- Die Rückkehr der Superhelden
Schau mal einer an, der lässt den nordkoreanischen Diktator einfach sitzen. Der Erfolg von US-Präsident Donald Trump ist Ausdruck einer Sehnsucht nach dem „starken Mann“, die man auch hierzulande beobachten kann. Viele Linke reagieren panisch. Aber es gibt eine bessere Antwort
Sie kennen sicher Thor, Spiderman, Ant-Man, Ironman, Hulk, und Captain America? Diese ganze Marvel-Avengers-Truppe? Sie waren bestimmt neulich mal im Kino und haben sich durch das neue Superhelden-Kino geschaut. Wahrscheinlich waren das zwei ganz nette Stunden. Die Welt muss gerettet werden. Und sie wird gerettet. Dem Heroismus der Avengers sei Dank.
Warum frage ich Sie das, werden Sie jetzt fragen. Was soll das?
Gesucht: politische Superhelden
Diese Superhelden-Fiktion hat nicht einfach nur den Disney-Konzern sehr reich gemacht, der diese Filme produziert hat. Dieses neue Superhelden-Kino sagt auch etwas über unsere Gesellschaft aus. Der Journalist Maximilian Probst schrieb bereits im vergangenen Jahr in der Zeit dazu, dass die „postheroische Gesellschaft“ zu Ende gehe und ein neuer Heroismus entstehe.
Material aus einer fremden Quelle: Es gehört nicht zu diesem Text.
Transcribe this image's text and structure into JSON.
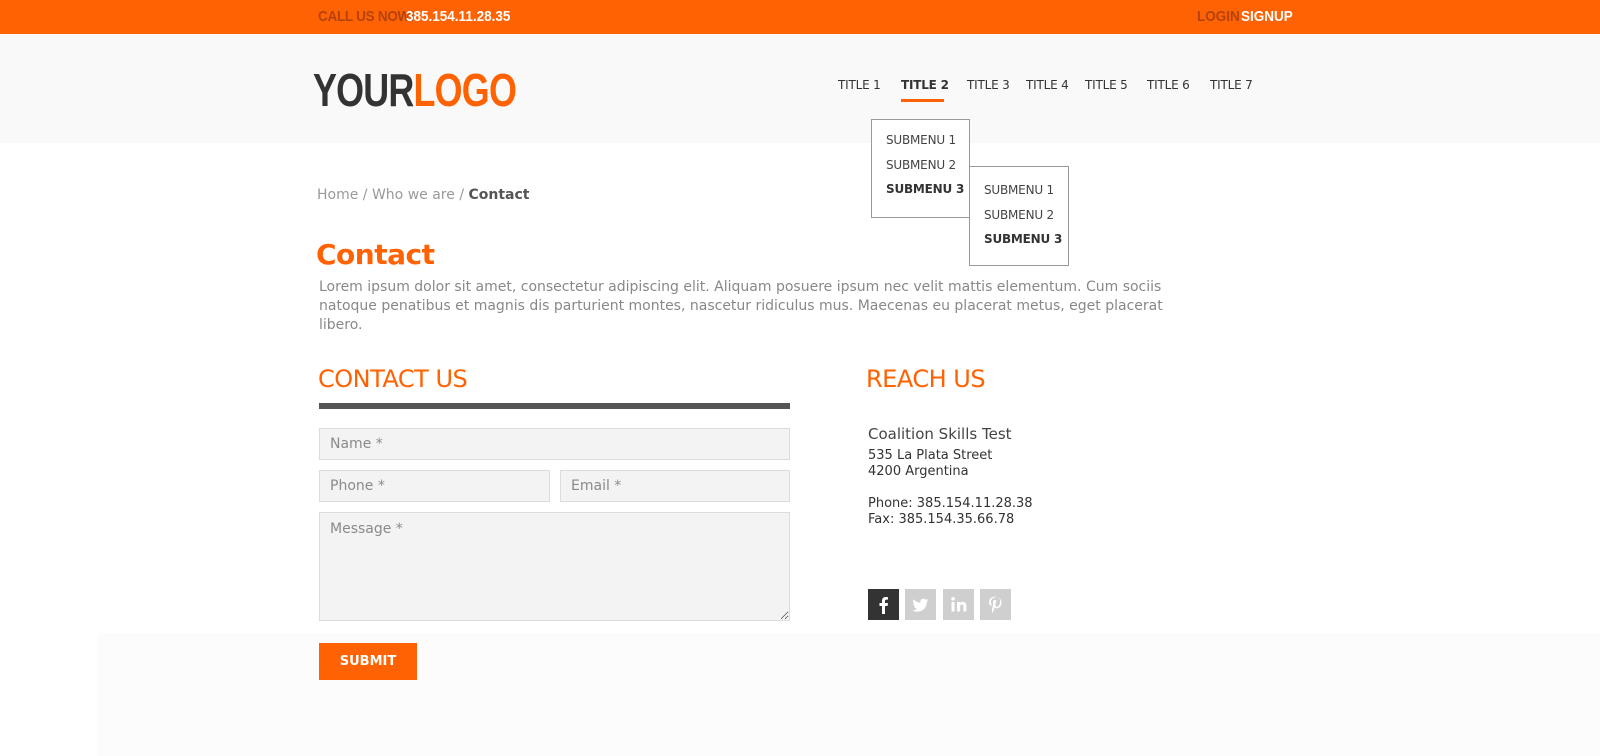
{
  "topbar": {
    "call_label": "CALL US NOW!",
    "phone": "385.154.11.28.35",
    "login": "LOGIN",
    "signup": "SIGNUP"
  },
  "logo": {
    "part1": "YOUR",
    "part2": "LOGO"
  },
  "nav": {
    "items": [
      "TITLE 1",
      "TITLE 2",
      "TITLE 3",
      "TITLE 4",
      "TITLE 5",
      "TITLE 6",
      "TITLE 7"
    ],
    "active": "TITLE 2",
    "submenu_1": [
      "SUBMENU 1",
      "SUBMENU 2",
      "SUBMENU 3"
    ],
    "submenu_2": [
      "SUBMENU 1",
      "SUBMENU 2",
      "SUBMENU 3"
    ]
  },
  "breadcrumb": {
    "home": "Home",
    "sep": "/",
    "who": "Who we are",
    "current": "Contact"
  },
  "page": {
    "title": "Contact",
    "intro": "Lorem ipsum dolor sit amet, consectetur adipiscing elit. Aliquam posuere ipsum nec velit mattis elementum. Cum sociis natoque penatibus et magnis dis parturient montes, nascetur ridiculus mus. Maecenas eu placerat metus, eget placerat libero."
  },
  "contact_form": {
    "heading": "CONTACT US",
    "name_placeholder": "Name *",
    "phone_placeholder": "Phone *",
    "email_placeholder": "Email *",
    "message_placeholder": "Message *",
    "submit_label": "SUBMIT"
  },
  "reach": {
    "heading": "REACH US",
    "company": "Coalition Skills Test",
    "street": "535 La Plata Street",
    "city": "4200 Argentina",
    "phone": "Phone: 385.154.11.28.38",
    "fax": "Fax: 385.154.35.66.78",
    "social": [
      "facebook-icon",
      "twitter-icon",
      "linkedin-icon",
      "pinterest-icon"
    ]
  },
  "colors": {
    "accent": "#ff6203",
    "dark": "#333333",
    "muted": "#999999"
  }
}
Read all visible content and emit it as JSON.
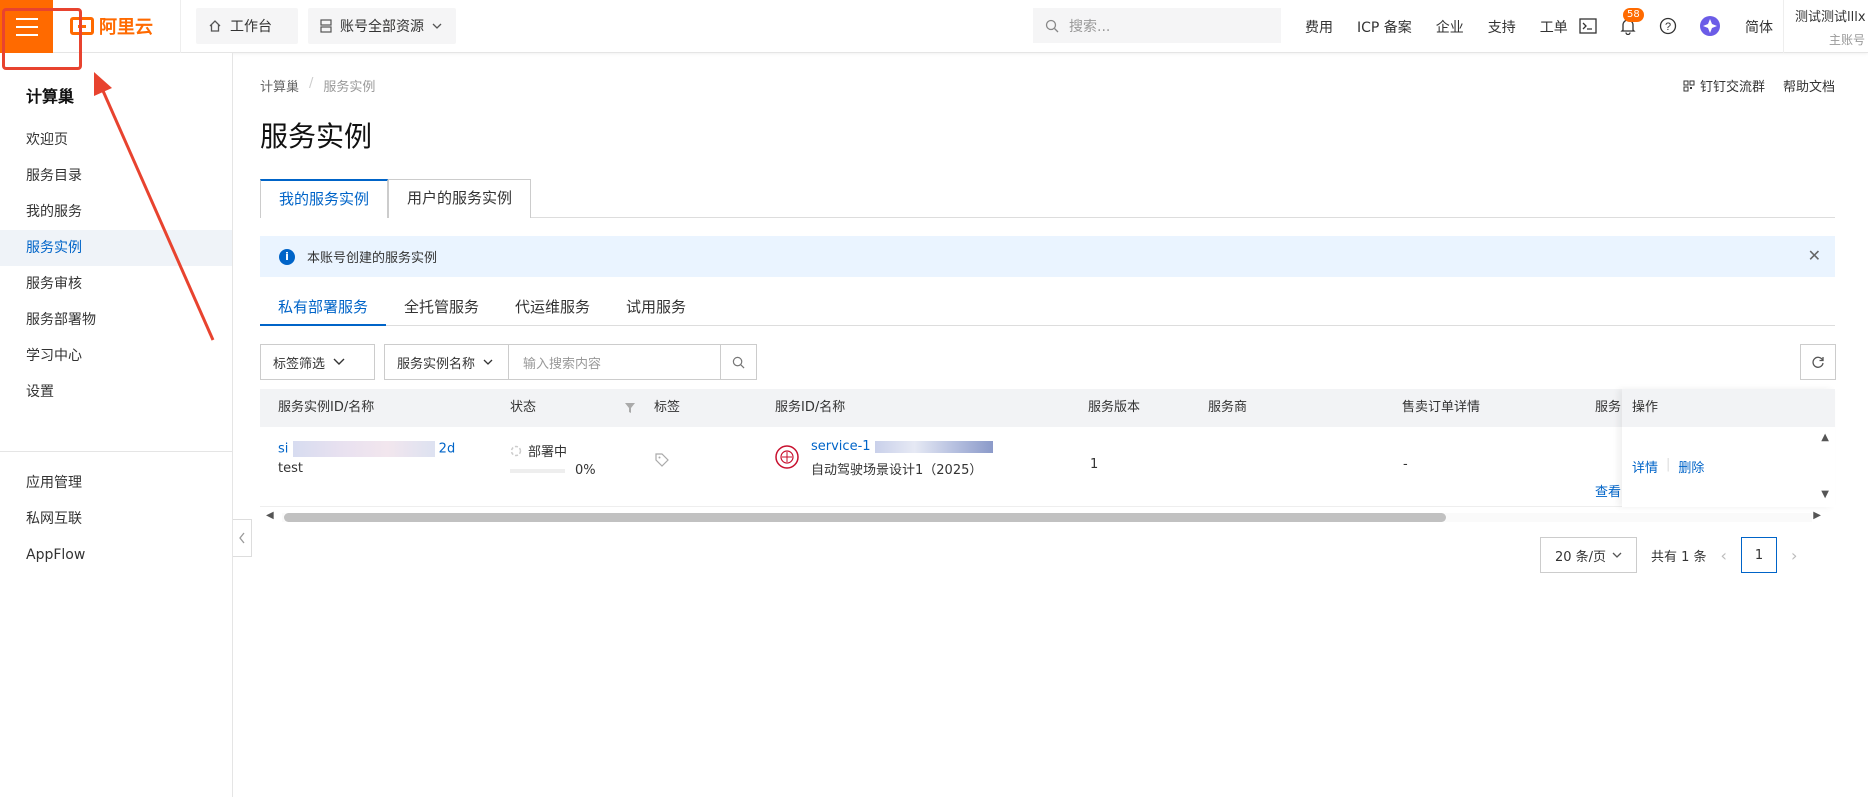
{
  "header": {
    "logo_text": "阿里云",
    "workbench_label": "工作台",
    "resource_label": "账号全部资源",
    "search_placeholder": "搜索...",
    "links": [
      "费用",
      "ICP 备案",
      "企业",
      "支持",
      "工单"
    ],
    "notification_count": "58",
    "lang_label": "简体",
    "account_name": "测试测试lllx",
    "account_role": "主账号"
  },
  "sidebar": {
    "title": "计算巢",
    "items": [
      "欢迎页",
      "服务目录",
      "我的服务",
      "服务实例",
      "服务审核",
      "服务部署物",
      "学习中心",
      "设置"
    ],
    "active_index": 3,
    "items2": [
      "应用管理",
      "私网互联",
      "AppFlow"
    ]
  },
  "breadcrumb": {
    "root": "计算巢",
    "current": "服务实例"
  },
  "help": {
    "dingtalk": "钉钉交流群",
    "docs": "帮助文档"
  },
  "page_title": "服务实例",
  "tabs": [
    "我的服务实例",
    "用户的服务实例"
  ],
  "notice": "本账号创建的服务实例",
  "subtabs": [
    "私有部署服务",
    "全托管服务",
    "代运维服务",
    "试用服务"
  ],
  "filter": {
    "tag_filter": "标签筛选",
    "field_select": "服务实例名称",
    "search_placeholder": "输入搜索内容"
  },
  "table": {
    "headers": [
      "服务实例ID/名称",
      "状态",
      "标签",
      "服务ID/名称",
      "服务版本",
      "服务商",
      "售卖订单详情",
      "服务",
      "操作"
    ],
    "row": {
      "id_prefix": "si",
      "id_suffix": "2d",
      "name": "test",
      "status": "部署中",
      "progress_text": "0%",
      "progress": 0,
      "service_id": "service-1",
      "service_name": "自动驾驶场景设计1（2025）",
      "version": "1",
      "order_detail": "-",
      "view_link": "查看",
      "actions": [
        "详情",
        "删除"
      ]
    }
  },
  "pagination": {
    "page_size": "20 条/页",
    "total": "共有 1 条",
    "current_page": "1"
  },
  "colors": {
    "brand": "#ff6a00",
    "link": "#0064c8",
    "annotation": "#e8432f"
  }
}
Heroismus heißt aber auf Deutsch einfach Heldentum, und damit tun sich hierzulande viele nicht so leicht. Einige werden vielmehr nahezu hysterisch in ihrem Kampf für die offene Gesellschaft und der Antiautorität, die sie in der jetzigen Gesellschaft weitgehend verwirklicht sehen. Ihr antiautoritäres Verständnis kultureller Freiheit, quasi ihr Post-68-Selbstverständnis, dominiert sie so sehr, dass sie in moralische Panik verfallen, wenn Dinge anders sind als sie wollen.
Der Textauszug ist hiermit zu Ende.